GB News attacks National Museum of Wales once more for ‘cancelling’ first steam train
GB News has criticised the National Museum of Wales for the second time in two weeks – this time for “cancelling” the world’s first-ever steam locomotive.
Last week Nigel Farage has used his show on GB News to attack the National Museum of Wales for adding placards from 2020 Black Lives Matter protests to its museums.
This week the news channel was unhappy that a replica of the first steam-powered locomotive in Wales was to be relabeled by the National Museum Wales to point out that “trade and colonial exploitation were embedded in Wales’ economy and society and were fundamental to Wales’ development as an industrialised nation”.
Wales was part of the British Empire and goods and technology produced in Wales, such as iron from Merthyr Tydfil, were used around the world as part of the Empire’s expansion.
But the historical context which will be added to a replica of Richard Trevithick’s locomotive, the first steam-powered locomotive journey which took place at the Penydarren Ironworks in Merthyr Tydfil in 1804, angered GB News’ contributors.
Robert Poll from Save Our Statues said that they were trying to “cancel” the first steam train and were desperate “to attack any and every part of British history”.

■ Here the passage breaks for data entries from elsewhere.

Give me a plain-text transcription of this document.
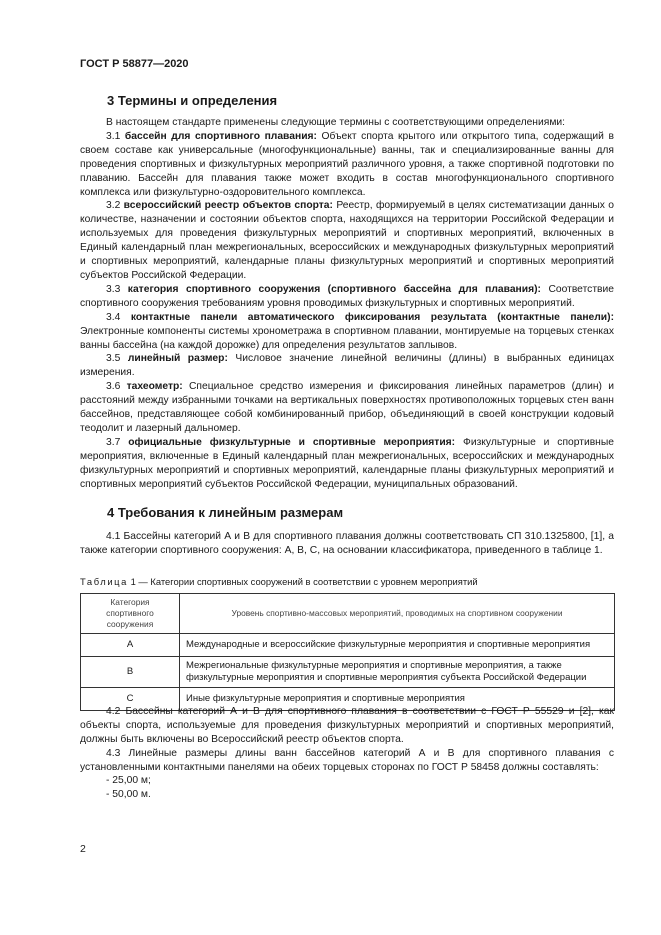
ГОСТ Р 58877—2020
3 Термины и определения

В настоящем стандарте применены следующие термины с соответствующими определениями:

3.1 бассейн для спортивного плавания: Объект спорта крытого или открытого типа, содержащий в своем составе как универсальные (многофункциональные) ванны, так и специализированные ванны для проведения спортивных и физкультурных мероприятий различного уровня, а также спортивной подготовки по плаванию. Бассейн для плавания также может входить в состав многофункционального спортивного комплекса или физкультурно-оздоровительного комплекса.

3.2 всероссийский реестр объектов спорта: Реестр, формируемый в целях систематизации данных о количестве, назначении и состоянии объектов спорта, находящихся на территории Российской Федерации и используемых для проведения физкультурных мероприятий и спортивных мероприятий, включенных в Единый календарный план межрегиональных, всероссийских и международных физкультурных мероприятий и спортивных мероприятий, календарные планы физкультурных мероприятий и спортивных мероприятий субъектов Российской Федерации.

3.3 категория спортивного сооружения (спортивного бассейна для плавания): Соответствие спортивного сооружения требованиям уровня проводимых физкультурных и спортивных мероприятий.

3.4 контактные панели автоматического фиксирования результата (контактные панели): Электронные компоненты системы хронометража в спортивном плавании, монтируемые на торцевых стенках ванны бассейна (на каждой дорожке) для определения результатов заплывов.

3.5 линейный размер: Числовое значение линейной величины (длины) в выбранных единицах измерения.

3.6 тахеометр: Специальное средство измерения и фиксирования линейных параметров (длин) и расстояний между избранными точками на вертикальных поверхностях противоположных торцевых стен ванн бассейнов, представляющее собой комбинированный прибор, объединяющий в своей конструкции кодовый теодолит и лазерный дальномер.

3.7 официальные физкультурные и спортивные мероприятия: Физкультурные и спортивные мероприятия, включенные в Единый календарный план межрегиональных, всероссийских и международных физкультурных мероприятий и спортивных мероприятий, календарные планы физкультурных мероприятий и спортивных мероприятий субъектов Российской Федерации, муниципальных образований.

4 Требования к линейным размерам

4.1 Бассейны категорий А и В для спортивного плавания должны соответствовать СП 310.1325800, [1], а также категории спортивного сооружения: А, В, С, на основании классификатора, приведенного в таблице 1.

Таблица 1 — Категории спортивных сооружений в соответствии с уровнем мероприятий
Категория спортивного сооружения	Уровень спортивно-массовых мероприятий, проводимых на спортивном сооружении
А	Международные и всероссийские физкультурные мероприятия и спортивные мероприятия
В	Межрегиональные физкультурные мероприятия и спортивные мероприятия, а также физкультурные мероприятия и спортивные мероприятия субъекта Российской Федерации
С	Иные физкультурные мероприятия и спортивные мероприятия

4.2 Бассейны категорий А и В для спортивного плавания в соответствии с ГОСТ Р 55529 и [2], как объекты спорта, используемые для проведения физкультурных мероприятий и спортивных мероприятий, должны быть включены во Всероссийский реестр объектов спорта.

4.3 Линейные размеры длины ванн бассейнов категорий А и В для спортивного плавания с установленными контактными панелями на обеих торцевых сторонах по ГОСТ Р 58458 должны составлять:

- 25,00 м;
- 50,00 м.
2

“We should be celebrating these amazing feats of civilisation, rather than weaving them into a false narrative of endless oppression.”
Speaking on GB News historian Dr Zareer Masani said that the National Museum of Wales suffered from a “lopsided priority” to find something to be ashamed of in our own culture”.
The NMW statement said about the adding of historical context to the Trevithick’s locomotive said that the reality was “that links to slavery are woven into the warp and weft of Welsh society”.
“Trade and colonial exploitation were embedded in Wales’ economy and society and were fundamental to Wales’ development as an industrialised nation.
“As we continue to audit the collection, we will explore how the slave trade linked and fed into the development of the steam and railway infrastructure in Wales.”
The National Museum is a family of seven museums and a collections centre, which are all free to enter thanks to the support of the Welsh Government. Together, it is home to the nation’s art, history and science collections, which will continue to grow so that they can be used and enjoyed by both present and future generations.
The events and exhibitions programme is supported by players of the People’s Postcode Lottery.
Last week the Director of the National Museum of Wales has said that they are “honoured” to display placards from 2020s Black Lives Matter rallies after Nigel Farage used his GB News show to attack the exhibition.
David Anderson, Director General of the National Museum Wales, said that it was more important than ever to “defend democracy and cultural rights” and they “must collect far more of the histories of Black communities in Wales, not less”.
Nigel Farage had attacked the museum in a segment branded ‘WFT – Woke Wales’ on his GB News show, in which he said the display was “very inappropriate” because Black Lives Matter was “violent” and “Marxist”.
But he was heavily criticised for his comments by the museum, Welsh politicians and others who backed their decision to display the placards.
Plaid Cymru Senedd Member Heledd Fychan said “you know you’re doing something right if Nigel Farage attacks you,” praising the display as “excellent”. Labour Senedd Member Dawn Bowden meanwhile told him to “get knotted”.